Final Activity Report Summary - SALINITY AND AQUAPORINS (Molecular and biochemical responses to salinity. Functionality of aquaporins)

In this project the identification and characterisation of different plasma membrane aquaporin proteins in different plants was carried out. The role of these proteins under stress conditions such as salinity has been established, comparing protein accumulation under different treatments. The correlation between protein level in the plasma membrane with water flows and hydraulic conductivities was determined in order to elucidate water relations. Since calcium has an important role in plant physiology involvement in the responses to stresses and controls numerous processes, the role of calcium in water transport to cell signalling and metabolism has been also studied.

The ameliorative effect of Ca2+ on water transport and aquaporins status under salinity has been studied in different reports and several cultivars. It has been demonstrated that under saline conditions calcium concentration is reduced in the apoplast, into the cells and on plasma membrane of roots of pepper plants, and that the concentrations were increased or restored when extra calcium was added to the nutrient solution. It was also shown that nutritional calcium is involved in plasma membrane water channel regulation and a restoration of PIP content has been shown when extra Ca2+ was added to the nutrient solution in NaCl treated plants with regard the NaCl treatment. Thus, calcium seems to be involved in plasma membrane aquaporin regulation via a chain of processes within the cell or controlling the aquaporin abundance, but not by alteration of the stability of the plasma membrane.
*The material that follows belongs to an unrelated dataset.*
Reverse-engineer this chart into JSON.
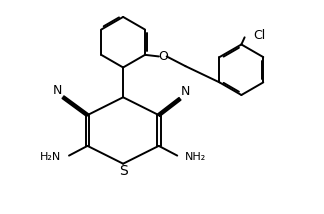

Two different effects of calcium has been demonstrated in plasma membrane vesicles and protoplasts isolated from roots of pepper plants under different saline treatments. Under saline conditions, osmotic water permeability (Pf) values decreased in protoplasts and plasma membrane vesicles and the same reduction was observed in the PIP1 aquaporin abundance, indicating the inhibitory effect of NaCl on the aquaporin functionality and protein abundance. The cytosolic Ca2+ concentration, Ca2+cyt, was also reduced by salinity. Two different actions of Ca2+ were observed. On the one hand, it enhanced the activity of aquaporins in protoplasts under salt stress and, on the other hand, aquaporins in plasma membrane vesicles were blocked by external Ca2+, indicating that several combined mechanisms may work in the regulation of pepper root aquaporins under salt stress.

Finally, the effect of the interaction NaCl- B on water transport has been determining water relations and aquaporins content. Our results suggested that under salt stress the activity of specific membrane components can be influenced directly by B, ameliorating the NaCl effects.